Utang Luar Negeri Indonesia Menyusut, Ekonom: Hanya Sementara

IDXChannel - Total nilai Utang Luar Negeri (ULN) Indonesia pada April 2022 tercatat mengalami penurunan yang cukup signifikan. Berdasarkan data Bank Indonesia (BI), posisi ULN Indonesia hingga akhir April 2022 tercatat sebesar US$409,5 miliar, turun signifikan dibandingkan dengan posisi ULN pada bulan sebelumnya yang masih sebesar US$412,1 miliar.
Penurunan terutama terjadi akibat penurunan posisi ULN sektor publik (Pemerintah dan Bank Sentral). Secara tahunan, posisi ULN April 2022 terkontraksi 2,2 persen secara tahunan (year on year/yoy), lebih dalam dibandingkan dengan kontraksi bulan sebelumnya sebesar satu persen (yoy).
Meski berhasil menurunkan nilai utang luar negeri, torehan kinerja pemerintah tersebut rupanya belum mendapatkan apresiasi dari kalangan pengamat ekonomi. Direktur Center of Economic and Law Studies (CELIOS), Bhima Yudistira, misalnya, yang menilai bahwa penurunan ULN yang terjadi saat ini hanya sementara dan akan kembali meningkat pada tahun 2023 mendatang.
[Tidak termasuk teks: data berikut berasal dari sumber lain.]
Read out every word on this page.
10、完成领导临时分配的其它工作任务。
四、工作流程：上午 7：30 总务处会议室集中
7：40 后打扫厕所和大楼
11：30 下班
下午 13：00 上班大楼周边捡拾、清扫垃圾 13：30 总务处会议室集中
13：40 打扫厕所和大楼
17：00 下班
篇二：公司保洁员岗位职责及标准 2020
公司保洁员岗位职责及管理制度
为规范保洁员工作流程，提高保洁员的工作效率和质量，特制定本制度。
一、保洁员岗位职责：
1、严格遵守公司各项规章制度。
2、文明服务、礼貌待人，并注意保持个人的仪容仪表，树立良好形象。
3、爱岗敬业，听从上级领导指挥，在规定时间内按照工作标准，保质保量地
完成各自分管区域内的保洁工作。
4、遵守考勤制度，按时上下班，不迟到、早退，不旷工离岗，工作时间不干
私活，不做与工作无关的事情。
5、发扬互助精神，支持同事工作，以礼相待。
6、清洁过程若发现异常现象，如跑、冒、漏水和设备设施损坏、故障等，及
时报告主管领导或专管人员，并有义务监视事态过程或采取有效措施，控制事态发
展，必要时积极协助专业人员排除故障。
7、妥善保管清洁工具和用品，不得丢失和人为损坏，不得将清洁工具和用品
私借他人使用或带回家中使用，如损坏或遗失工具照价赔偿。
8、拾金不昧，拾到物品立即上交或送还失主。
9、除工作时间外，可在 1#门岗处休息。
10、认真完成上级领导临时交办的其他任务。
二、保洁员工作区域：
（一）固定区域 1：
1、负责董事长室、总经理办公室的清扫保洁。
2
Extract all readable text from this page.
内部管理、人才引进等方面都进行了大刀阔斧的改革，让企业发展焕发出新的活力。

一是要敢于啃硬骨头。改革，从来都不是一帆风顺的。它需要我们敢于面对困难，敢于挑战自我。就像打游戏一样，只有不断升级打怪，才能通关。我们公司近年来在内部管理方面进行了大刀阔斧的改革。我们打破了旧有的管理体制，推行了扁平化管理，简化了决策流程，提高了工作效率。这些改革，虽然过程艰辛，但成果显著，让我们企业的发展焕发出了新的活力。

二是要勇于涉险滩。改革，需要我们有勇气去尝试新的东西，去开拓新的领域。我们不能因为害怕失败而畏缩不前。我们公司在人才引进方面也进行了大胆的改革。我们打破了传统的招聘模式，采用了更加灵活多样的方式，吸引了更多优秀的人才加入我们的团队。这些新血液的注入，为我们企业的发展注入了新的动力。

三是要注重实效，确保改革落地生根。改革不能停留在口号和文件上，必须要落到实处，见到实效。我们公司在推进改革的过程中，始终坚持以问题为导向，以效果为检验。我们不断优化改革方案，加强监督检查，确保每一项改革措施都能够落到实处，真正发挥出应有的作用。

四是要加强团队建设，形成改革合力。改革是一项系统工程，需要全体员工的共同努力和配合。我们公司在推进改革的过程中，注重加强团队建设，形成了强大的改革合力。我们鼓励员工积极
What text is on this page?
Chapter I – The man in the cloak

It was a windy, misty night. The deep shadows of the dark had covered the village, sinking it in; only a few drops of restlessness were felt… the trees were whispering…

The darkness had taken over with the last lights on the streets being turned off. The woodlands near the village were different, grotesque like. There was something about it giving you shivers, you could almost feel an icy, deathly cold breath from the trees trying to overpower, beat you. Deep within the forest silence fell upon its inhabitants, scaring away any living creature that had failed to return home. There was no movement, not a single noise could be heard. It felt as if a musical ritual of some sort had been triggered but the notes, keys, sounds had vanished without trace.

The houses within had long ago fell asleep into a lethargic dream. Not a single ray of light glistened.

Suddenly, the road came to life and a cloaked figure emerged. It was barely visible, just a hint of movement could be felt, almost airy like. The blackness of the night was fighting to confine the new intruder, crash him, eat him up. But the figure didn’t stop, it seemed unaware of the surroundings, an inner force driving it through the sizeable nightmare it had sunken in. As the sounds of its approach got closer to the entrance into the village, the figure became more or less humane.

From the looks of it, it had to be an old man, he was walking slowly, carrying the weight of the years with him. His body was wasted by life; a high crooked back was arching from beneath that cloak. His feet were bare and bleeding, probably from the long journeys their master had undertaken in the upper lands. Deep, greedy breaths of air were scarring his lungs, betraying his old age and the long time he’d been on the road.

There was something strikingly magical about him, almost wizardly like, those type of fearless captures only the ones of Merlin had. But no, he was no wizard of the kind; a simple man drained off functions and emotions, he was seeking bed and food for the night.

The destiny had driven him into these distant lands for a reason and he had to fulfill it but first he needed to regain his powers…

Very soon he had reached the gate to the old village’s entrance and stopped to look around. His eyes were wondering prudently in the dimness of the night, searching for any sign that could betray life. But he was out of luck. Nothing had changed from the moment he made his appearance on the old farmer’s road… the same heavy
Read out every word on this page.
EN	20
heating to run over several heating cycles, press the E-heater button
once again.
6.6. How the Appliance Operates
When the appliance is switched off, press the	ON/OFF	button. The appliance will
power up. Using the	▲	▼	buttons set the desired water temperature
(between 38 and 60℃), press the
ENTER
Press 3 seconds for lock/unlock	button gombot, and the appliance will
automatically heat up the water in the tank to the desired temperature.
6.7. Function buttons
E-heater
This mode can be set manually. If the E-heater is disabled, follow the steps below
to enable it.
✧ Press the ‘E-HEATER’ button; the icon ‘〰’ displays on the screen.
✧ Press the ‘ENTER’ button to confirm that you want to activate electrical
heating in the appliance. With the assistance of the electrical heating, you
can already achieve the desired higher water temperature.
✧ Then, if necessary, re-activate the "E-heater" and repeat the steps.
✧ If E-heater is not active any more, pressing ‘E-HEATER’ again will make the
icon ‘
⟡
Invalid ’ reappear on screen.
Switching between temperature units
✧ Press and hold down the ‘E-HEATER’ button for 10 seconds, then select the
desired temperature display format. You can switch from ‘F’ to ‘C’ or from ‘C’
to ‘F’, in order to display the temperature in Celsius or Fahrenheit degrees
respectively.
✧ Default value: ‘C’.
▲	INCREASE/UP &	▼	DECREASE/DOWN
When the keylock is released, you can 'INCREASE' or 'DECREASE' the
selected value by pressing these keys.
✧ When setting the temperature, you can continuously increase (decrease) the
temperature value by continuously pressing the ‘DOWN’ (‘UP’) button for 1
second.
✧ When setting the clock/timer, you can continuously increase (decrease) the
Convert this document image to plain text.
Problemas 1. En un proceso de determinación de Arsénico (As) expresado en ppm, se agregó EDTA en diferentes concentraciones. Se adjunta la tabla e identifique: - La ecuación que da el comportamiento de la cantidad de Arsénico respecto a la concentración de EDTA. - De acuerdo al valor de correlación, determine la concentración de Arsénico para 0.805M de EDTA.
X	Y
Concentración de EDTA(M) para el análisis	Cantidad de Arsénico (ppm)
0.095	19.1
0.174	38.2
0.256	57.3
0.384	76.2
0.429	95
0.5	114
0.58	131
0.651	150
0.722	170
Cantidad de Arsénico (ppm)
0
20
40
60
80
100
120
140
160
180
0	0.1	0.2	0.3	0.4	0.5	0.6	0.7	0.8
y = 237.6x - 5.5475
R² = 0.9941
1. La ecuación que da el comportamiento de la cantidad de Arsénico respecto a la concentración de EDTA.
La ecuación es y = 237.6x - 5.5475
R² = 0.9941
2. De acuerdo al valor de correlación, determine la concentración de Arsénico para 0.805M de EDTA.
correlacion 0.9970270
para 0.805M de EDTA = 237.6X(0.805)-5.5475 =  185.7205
"ULN yang turun saat ini hanya temporer. Tahun depan akan kembali naik. Masalah muncul ketika harga batubara dan sawit mulai alami kontraksi pada periode Juni, sehingga mempengaruhi windfall pajak dan penerimaan negara bukan pajak (pnbp). Di saat bersamaan, tekanan pembiayaan baru lahir dari kenaikan beban subsidi dan belanja rutin," ujar Bhima, kepada MNC Portal, Minggu (26/6/2022).
Selain itu, Bhima menjelaskan bahwa terdapat tiga risiko yang akan membuat kenaikan ULN terjadi secara eksesif tahun 2023. Pertama yaitu tren kenaikan suku bunga secara global akan meningkatkan bunga utang luar negeri pemerintah.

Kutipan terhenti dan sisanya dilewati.